Hsan v. Department of Homeland Security
This text of Hsan v. Department of Homeland Security (Hsan v. Department of Homeland Security) is published on Counsel Stack Legal Research, covering District Court, W.D. Oklahoma primary law. Counsel Stack provides free access to over 12 million legal documents including statutes, case law, regulations, and constitutions.
Opinion
THE UNITED STATES DISTRICT COURT FOR THE WESTERN DISTRICT OF OKLAHOMA
WAI HSAN, ) ) Petitioner, ) ) v. ) CIV-20-1178-R ) DEPARTMENT OF HOMELAND ) SECURITY, ) ) Respondent. ) )
ORDER
Petitioner filed this action seeking a writ of habeas corpus, alleging continued detention by the Department of Homeland Security while awaiting removal from the United States. The Court previously referred the matter to United States Magistrate Judge Gary M. Purcell for preliminary review. The Court hereby withdraws the reference for purposes of addressing Respondent’s Motion to Dismiss (Doc. No. 14), to which no response has been filed by Petitioner despite instructions from Judge Purcell setting forth a deadline of March 2, 2021 for a response. (Doc. No. 15). Upon consideration of Respondent’s Motion, the Court hereby DISMISSES the Petition as MOOT. According to the Respondent, on January 8, 2021, Immigration and Customs Enforcement released Petitioner from custody pending his removal, the relief requested in the November 16, 2020 Petition. A case is rendered moot if an event occurs during the pendency of an action “that makes it impossible for the court to grant any effectual relief.” Church of Scientology v. United States, 506 U.S. 9, 12 (1992) internal quotations and citations omitted). Petitioner requested a single avenue of relief, release pending removal, which he has received, raising the issue of mootness. Petitioner’s release from custody does not automatically moot this action., because
he was in custody at the time he filed the petition. See Riley v. INS, 310 F.3d 1253, 1257 (10th Cir. 2002) (citing Spencer v. Kemna, 523 U.S. 1, 7, 118 S.Ct. 978, 140 L.Ed.2d 43 (1998)). In Riley, the court set forth the exceptions. We will not dismiss a petition as moot if “(1) secondary or ‘collateral’ injuries survive after resolution of the primary injury; (2) the issue is deemed a wrong capable of repetition yet evading review; (3) the defendant voluntarily ceases an allegedly illegal practice but is free to resume it at any time; or (4) it is a properly certified class action suit.” Chong v. District Director, INS, 264 F.3d 378, 384 (3d Cir.2001); see also Sosna v. Iowa, 419 U.S. 393, 399, 95 S.Ct. 553, 42 L.Ed.2d 532 (1975); Roe v. Wade, 410 U.S. 113, 125, 93 S.Ct. 705, 35 L.Ed.2d 147 (1973); Sibron v. New York, 392 U.S. 40, 53, 88 S.Ct. 1889, 20 L.Ed.2d 917 (1968); United States v. W.T. Grant Co., 345 U.S. 629, 632, 73 S.Ct. 894, 97 L.Ed. 1303 (1953); Southern Utah Wilderness Alliance v. Smith, 110 F.3d 724, 729 (10th Cir.1997); Oyler v. Allenbrand, 23 F.3d 292, 294 (10th Cir.1994); ARW Exploration Corp. v. Aguirre, 947 F.2d 450, 453 (10th Cir.1991).
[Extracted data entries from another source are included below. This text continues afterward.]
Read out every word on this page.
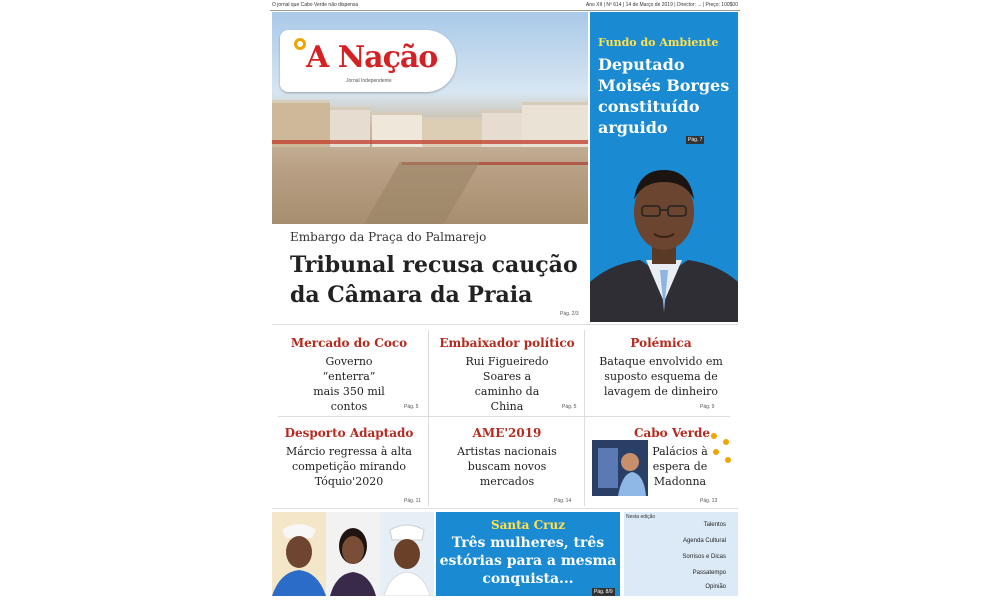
O jornal que Cabo Verde não dispensa	Ano XII | Nº 614 | 14 de Março de 2019 | Director: ... | Preço: 100$00
A Nação
Jornal Independente
Embargo da Praça do Palmarejo
Tribunal recusa caução da Câmara da Praia
Pág. 2/3
Fundo do Ambiente
Deputado Moisés Borges constituído arguido
Pág. 7
Mercado do Coco
Governo “enterra” mais 350 mil contos	Pág. 5
Embaixador político
Rui Figueiredo Soares a caminho da China	Pág. 5
Polémica
Bataque envolvido em suposto esquema de lavagem de dinheiro
Pág. 9
Desporto Adaptado
Márcio regressa à alta competição mirando Tóquio'2020
Pág. 11
AME'2019
Artistas nacionais buscam novos mercados
Pág. 14
Cabo Verde
Palácios à espera de Madonna
Pág. 13
Santa Cruz
Três mulheres, três estórias para a mesma conquista...
Pág. 8/9
Nesta edição
Talentos
Agenda Cultural
Sorrisos e Dicas
Passatempo
Opinião
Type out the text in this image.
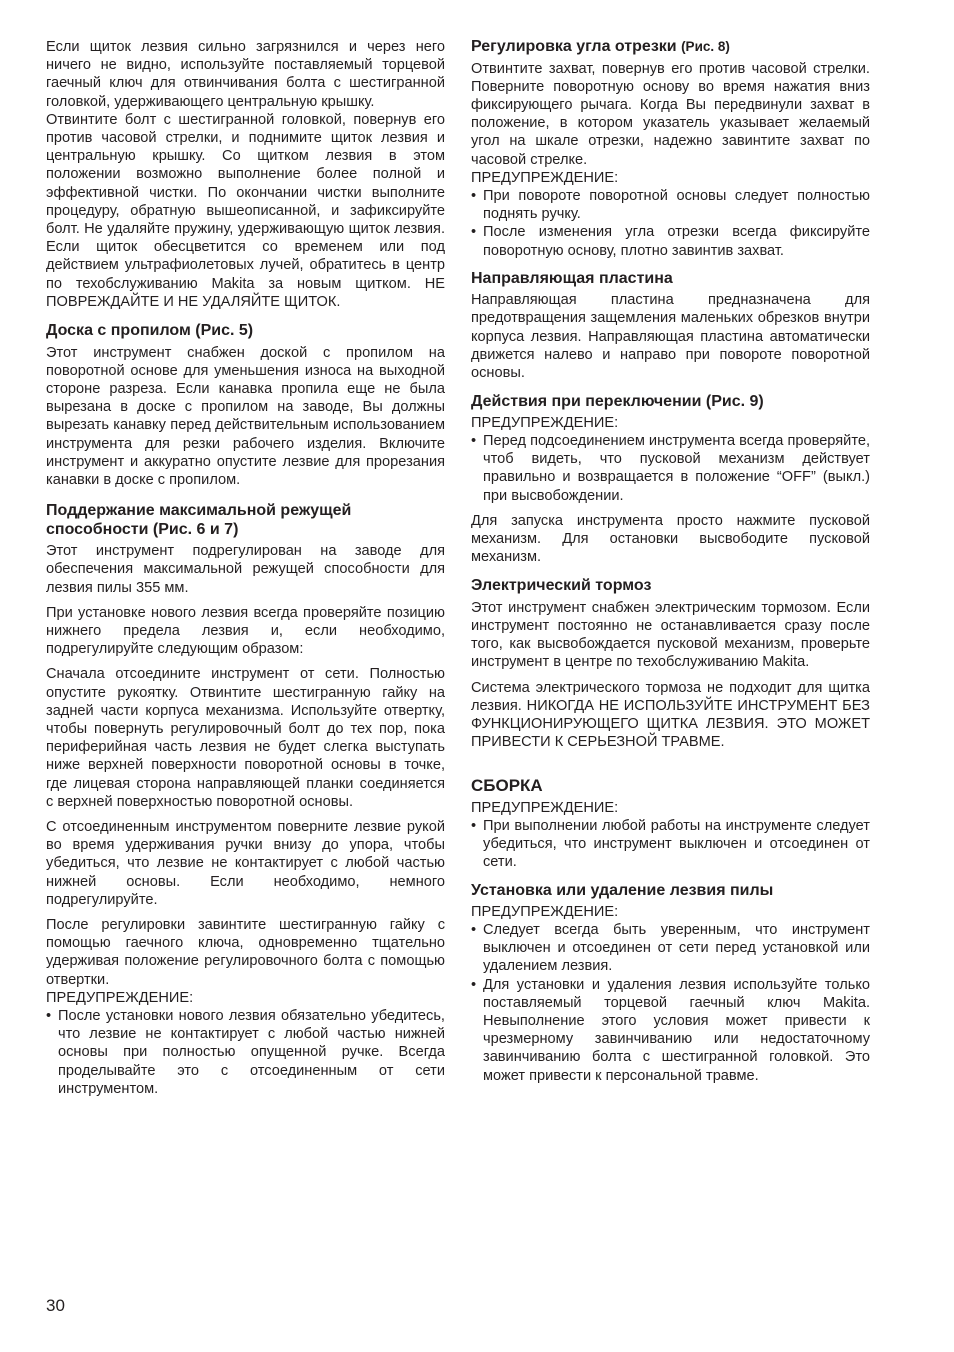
Если щиток лезвия сильно загрязнился и через него ничего не видно, используйте поставляемый торцевой гаечный ключ для отвинчивания болта с шестигранной головкой, удерживающего центральную крышку.

Отвинтите болт с шестигранной головкой, повернув его против часовой стрелки, и поднимите щиток лезвия и центральную крышку. Со щитком лезвия в этом положении возможно выполнение более полной и эффективной чистки. По окончании чистки выполните процедуру, обратную вышеописанной, и зафиксируйте болт. Не удаляйте пружину, удерживающую щиток лезвия. Если щиток обесцветится со временем или под действием ультрафиолетовых лучей, обратитесь в центр по техобслуживанию Makita за новым щитком. НЕ ПОВРЕЖДАЙТЕ И НЕ УДАЛЯЙТЕ ЩИТОК.

Доска с пропилом (Рис. 5)

Этот инструмент снабжен доской с пропилом на поворотной основе для уменьшения износа на выходной стороне разреза. Если канавка пропила еще не была вырезана в доске с пропилом на заводе, Вы должны вырезать канавку перед действительным использованием инструмента для резки рабочего изделия. Включите инструмент и аккуратно опустите лезвие для прорезания канавки в доске с пропилом.

Поддержание максимальной режущей способности (Рис. 6 и 7)

Этот инструмент подрегулирован на заводе для обеспечения максимальной режущей способности для лезвия пилы 355 мм.

При установке нового лезвия всегда проверяйте позицию нижнего предела лезвия и, если необходимо, подрегулируйте следующим образом:

Сначала отсоедините инструмент от сети. Полностью опустите рукоятку. Отвинтите шестигранную гайку на задней части корпуса механизма. Используйте отвертку, чтобы повернуть регулировочный болт до тех пор, пока периферийная часть лезвия не будет слегка выступать ниже верхней поверхности поворотной основы в точке, где лицевая сторона направляющей планки соединяется с верхней поверхностью поворотной основы.

С отсоединенным инструментом поверните лезвие рукой во время удерживания ручки внизу до упора, чтобы убедиться, что лезвие не контактирует с любой частью нижней основы. Если необходимо, немного подрегулируйте.

После регулировки завинтите шестигранную гайку с помощью гаечного ключа, одновременно тщательно удерживая положение регулировочного болта с помощью отвертки.

ПРЕДУПРЕЖДЕНИЕ:

• После установки нового лезвия обязательно убедитесь, что лезвие не контактирует с любой частью нижней основы при полностью опущенной ручке. Всегда проделывайте это с отсоединенным от сети инструментом.
Регулировка угла отрезки (Рис. 8)

Отвинтите захват, повернув его против часовой стрелки. Поверните поворотную основу во время нажатия вниз фиксирующего рычага. Когда Вы передвинули захват в положение, в котором указатель указывает желаемый угол на шкале отрезки, надежно завинтите захват по часовой стрелке.

ПРЕДУПРЕЖДЕНИЕ:

• При повороте поворотной основы следует полностью поднять ручку.
• После изменения угла отрезки всегда фиксируйте поворотную основу, плотно завинтив захват.
Направляющая пластина

Направляющая пластина предназначена для предотвращения защемления маленьких обрезков внутри корпуса лезвия. Направляющая пластина автоматически движется налево и направо при повороте поворотной основы.

Действия при переключении (Рис. 9)

ПРЕДУПРЕЖДЕНИЕ:

• Перед подсоединением инструмента всегда проверяйте, чтоб видеть, что пусковой механизм действует правильно и возвращается в положение “OFF” (выкл.) при высвобождении.

Для запуска инструмента просто нажмите пусковой механизм. Для остановки высвободите пусковой механизм.

Электрический тормоз

Этот инструмент снабжен электрическим тормозом. Если инструмент постоянно не останавливается сразу после того, как высвобождается пусковой механизм, проверьте инструмент в центре по техобслуживанию Makita.

Система электрического тормоза не подходит для щитка лезвия. НИКОГДА НЕ ИСПОЛЬЗУЙТЕ ИНСТРУМЕНТ БЕЗ ФУНКЦИОНИРУЮЩЕГО ЩИТКА ЛЕЗВИЯ. ЭТО МОЖЕТ ПРИВЕСТИ К СЕРЬЕЗНОЙ ТРАВМЕ.

СБОРКА

ПРЕДУПРЕЖДЕНИЕ:

• При выполнении любой работы на инструменте следует убедиться, что инструмент выключен и отсоединен от сети.
Установка или удаление лезвия пилы

ПРЕДУПРЕЖДЕНИЕ:

• Следует всегда быть уверенным, что инструмент выключен и отсоединен от сети перед установкой или удалением лезвия.
• Для установки и удаления лезвия используйте только поставляемый торцевой гаечный ключ Makita. Невыполнение этого условия может привести к чрезмерному завинчиванию или недостаточному завинчиванию болта с шестигранной головкой. Это может привести к персональной травме.
30
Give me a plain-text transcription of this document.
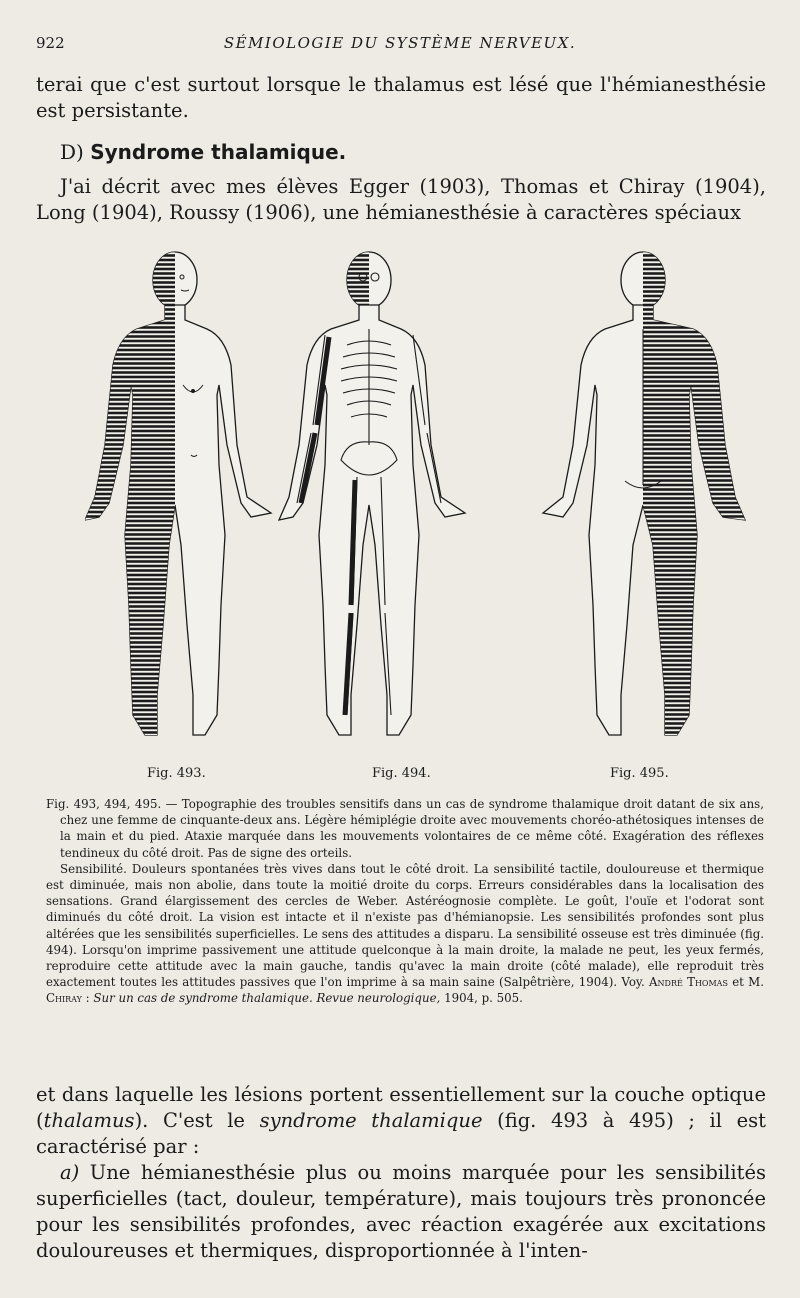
922	SÉMIOLOGIE DU SYSTÈME NERVEUX.
terai que c'est surtout lorsque le thalamus est lésé que l'hémianesthésie est persistante.
D) Syndrome thalamique.
J'ai décrit avec mes élèves Egger (1903), Thomas et Chiray (1904), Long (1904), Roussy (1906), une hémianesthésie à caractères spéciaux
Fig. 493.	Fig. 494.	Fig. 495.

Fig. 493, 494, 495. — Topographie des troubles sensitifs dans un cas de syndrome thalamique droit datant de six ans, chez une femme de cinquante-deux ans. Légère hémiplégie droite avec mouvements choréo-athétosiques intenses de la main et du pied. Ataxie marquée dans les mouvements volontaires de ce même côté. Exagération des réflexes tendineux du côté droit. Pas de signe des orteils.

Sensibilité. Douleurs spontanées très vives dans tout le côté droit. La sensibilité tactile, douloureuse et thermique est diminuée, mais non abolie, dans toute la moitié droite du corps. Erreurs considérables dans la localisation des sensations. Grand élargissement des cercles de Weber. Astéréognosie complète. Le goût, l'ouïe et l'odorat sont diminués du côté droit. La vision est intacte et il n'existe pas d'hémianopsie. Les sensibilités profondes sont plus altérées que les sensibilités superficielles. Le sens des attitudes a disparu. La sensibilité osseuse est très diminuée (fig. 494). Lorsqu'on imprime passivement une attitude quelconque à la main droite, la malade ne peut, les yeux fermés, reproduire cette attitude avec la main gauche, tandis qu'avec la main droite (côté malade), elle reproduit très exactement toutes les attitudes passives que l'on imprime à sa main saine (Salpêtrière, 1904). Voy. André Thomas et M. Chiray : Sur un cas de syndrome thalamique. Revue neurologique, 1904, p. 505.

et dans laquelle les lésions portent essentiellement sur la couche optique (thalamus). C'est le syndrome thalamique (fig. 493 à 495) ; il est caractérisé par :
a) Une hémianesthésie plus ou moins marquée pour les sensibilités superficielles (tact, douleur, température), mais toujours très prononcée pour les sensibilités profondes, avec réaction exagérée aux excitations douloureuses et thermiques, disproportionnée à l'inten-
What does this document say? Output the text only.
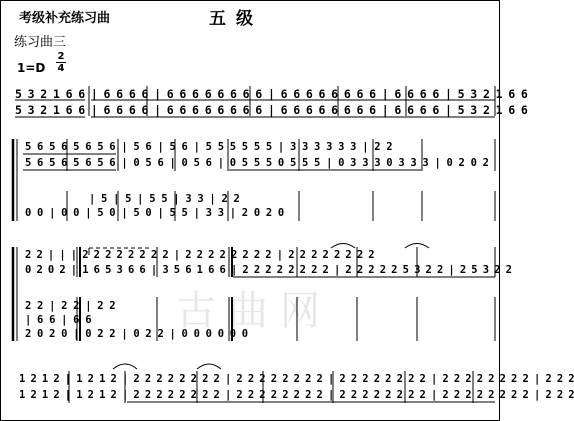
考级补充练习曲	五级
练习曲三
1=D
2
4
古曲网
5 3 2 1 6 6 | 6 6 6 6 | 6 6 6 6 6 6 6 6 | 6 6 6 6 6 6 6 6 | 6 6 6 6 | 5 3 2 1 6 6
5 3 2 1 6 6 | 6 6 6 6 | 6 6 6 6 6 6 6 6 | 6 6 6 6 6 6 6 6 | 6 6 6 6 | 5 3 2 1 6 6
5 6 5 6 5 6 5 6 | 5 6 | 5 6 | 5 5 5 5 5 5 | 3 3 3 3 3 3 | 2 2
5 6 5 6 5 6 5 6 | 0 5 6 | 0 5 6 | 0 5 5 5 0 5 5 5 | 0 3 3 3 0 3 3 3 | 0 2 0 2
| 5 | 5 | 5 5 | 3 3 | 2 2
0 0 | 0 0 | 5 0 | 5 0 | 5 5 | 3 3 | 2 0 2 0
2 2 | | | 2 2 2 2 2 2 2 2 | 2 2 2 2 2 2 2 2 | 2 2 2 2 2 2 2 2
0 2 0 2 | 1 6 5 3 6 6 | 3 5 6 1 6 6 | 2 2 2 2 2 2 2 2 | 2 2 2 2 2 5 3 2 2 | 2 5 3 2 2
2 2 | 2 2 | 2 2
| 6 6 | 6 6
2 0 2 0 | 0 2 2 | 0 2 2 | 0 0 0 0 0 0
1 2 1 2 | 1 2 1 2 | 2 2 2 2 2 2 2 2 | 2 2 2 2 2 2 2 2 | 2 2 2 2 2 2 2 2 | 2 2 2 2 2 2 2 2 | 2 2 2
1 2 1 2 | 1 2 1 2 | 2 2 2 2 2 2 2 2 | 2 2 2 2 2 2 2 2 | 2 2 2 2 2 2 2 2 | 2 2 2 2 2 2 2 2 | 2 2 2
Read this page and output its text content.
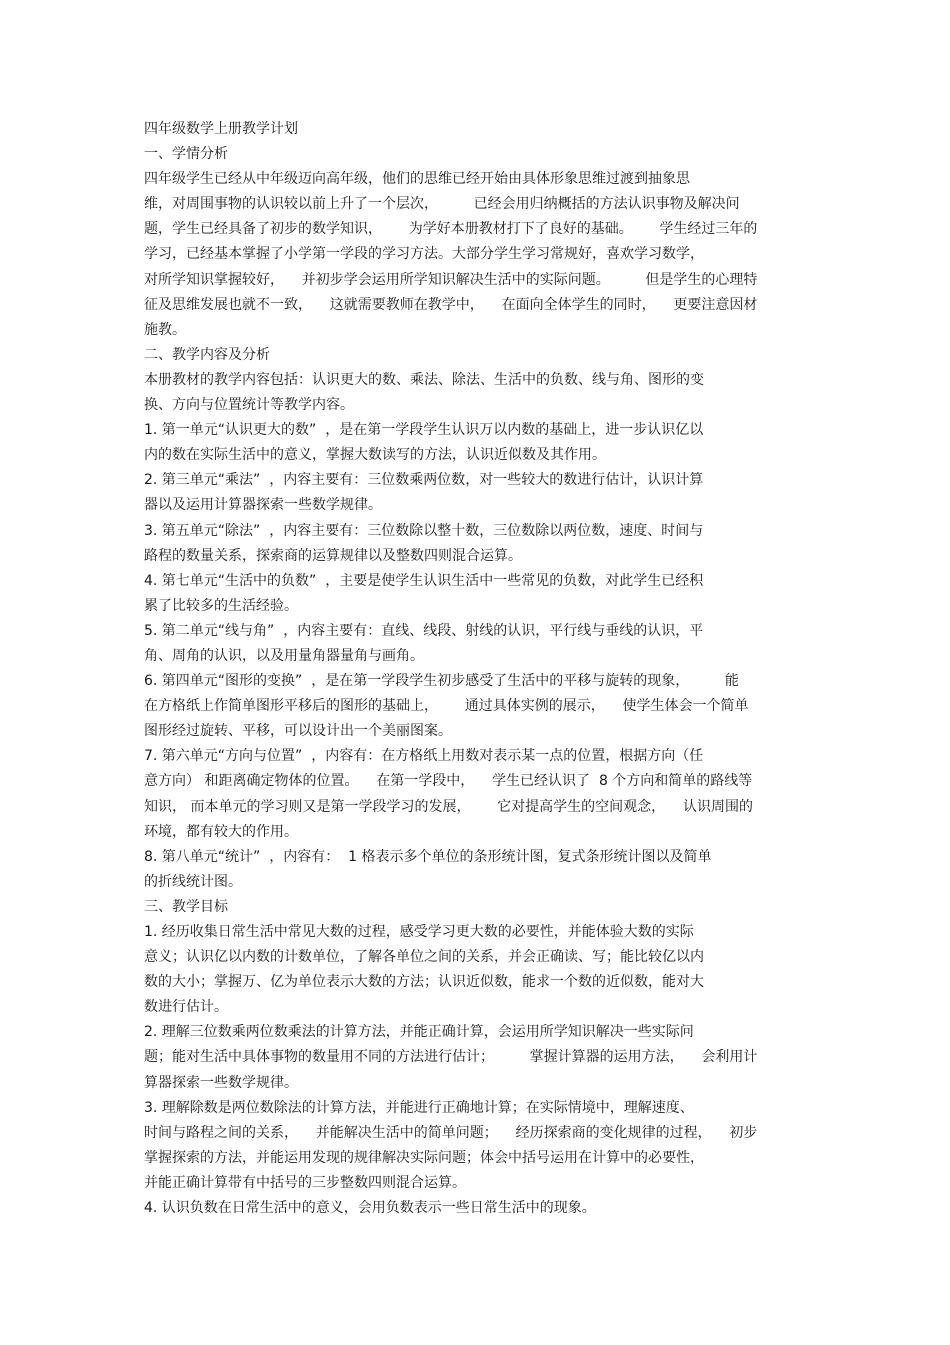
四年级数学上册教学计划
一、学情分析
四年级学生已经从中年级迈向高年级，他们的思维已经开始由具体形象思维过渡到抽象思
维，对周围事物的认识较以前上升了一个层次，        已经会用归纳概括的方法认识事物及解决问
题，学生已经具备了初步的数学知识，      为学好本册教材打下了良好的基础。      学生经过三年的
学习，已经基本掌握了小学第一学段的学习方法。大部分学生学习常规好，喜欢学习数学，
对所学知识掌握较好，    并初步学会运用所学知识解决生活中的实际问题。        但是学生的心理特
征及思维发展也就不一致，    这就需要教师在教学中，    在面向全体学生的同时，    更要注意因材
施教。
二、教学内容及分析
本册教材的教学内容包括：认识更大的数、乘法、除法、生活中的负数、线与角、图形的变
换、方向与位置统计等教学内容。
1. 第一单元“认识更大的数”  ，是在第一学段学生认识万以内数的基础上，进一步认识亿以
内的数在实际生活中的意义，掌握大数读写的方法，认识近似数及其作用。
2. 第三单元“乘法”  ，内容主要有：三位数乘两位数，对一些较大的数进行估计，认识计算
器以及运用计算器探索一些数学规律。
3. 第五单元“除法”  ，内容主要有：三位数除以整十数，三位数除以两位数，速度、时间与
路程的数量关系，探索商的运算规律以及整数四则混合运算。
4. 第七单元“生活中的负数”  ，主要是使学生认识生活中一些常见的负数，对此学生已经积
累了比较多的生活经验。
5. 第二单元“线与角”  ，内容主要有：直线、线段、射线的认识，平行线与垂线的认识，平
角、周角的认识，以及用量角器量角与画角。
6. 第四单元“图形的变换”  ，是在第一学段学生初步感受了生活中的平移与旋转的现象，        能
在方格纸上作简单图形平移后的图形的基础上，      通过具体实例的展示，    使学生体会一个简单
图形经过旋转、平移，可以设计出一个美丽图案。
7. 第六单元“方向与位置”  ，内容有：在方格纸上用数对表示某一点的位置，根据方向（任
意方向） 和距离确定物体的位置。    在第一学段中，    学生已经认识了  8 个方向和简单的路线等
知识， 而本单元的学习则又是第一学段学习的发展，      它对提高学生的空间观念，    认识周围的
环境，都有较大的作用。
8. 第八单元“统计”  ，内容有：  1 格表示多个单位的条形统计图，复式条形统计图以及简单
的折线统计图。
三、教学目标
1. 经历收集日常生活中常见大数的过程，感受学习更大数的必要性，并能体验大数的实际
意义；认识亿以内数的计数单位，了解各单位之间的关系，并会正确读、写；能比较亿以内
数的大小；掌握万、亿为单位表示大数的方法；认识近似数，能求一个数的近似数，能对大
数进行估计。
2. 理解三位数乘两位数乘法的计算方法，并能正确计算，会运用所学知识解决一些实际问
题；能对生活中具体事物的数量用不同的方法进行估计；        掌握计算器的运用方法，    会利用计
算器探索一些数学规律。
3. 理解除数是两位数除法的计算方法，并能进行正确地计算；在实际情境中，理解速度、
时间与路程之间的关系，    并能解决生活中的简单问题；    经历探索商的变化规律的过程，    初步
掌握探索的方法，并能运用发现的规律解决实际问题；体会中括号运用在计算中的必要性，
并能正确计算带有中括号的三步整数四则混合运算。
4. 认识负数在日常生活中的意义，会用负数表示一些日常生活中的现象。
Id. As in Riley the Court here questions the potential for Immigration and Customs Enforcement to resume Mr. Hsan’s pre-removal detention upon dismissal of his case. Mr. Hsan, however, presents no arguments to the Court to counter Respondent’s assertion that the petition is moot. Accordingly, the Court concludes that Mr. Hsan’s release moots his challenge to the legality of his detention pending removal. See also Truong Ly Van v. Gonzales, No. CIV-06-1248-R, 2007 WL 275976 at *2 (W.D. Okla. 2007). Accordingly, Respondent’s motion to dismiss is GRANTED. For the reasons set forth herein, Respondent’s Motion to Dismiss is GRANTED. Judgment shall be entered accordingly. IT IS SO ORDERED this 4" day of March 2021.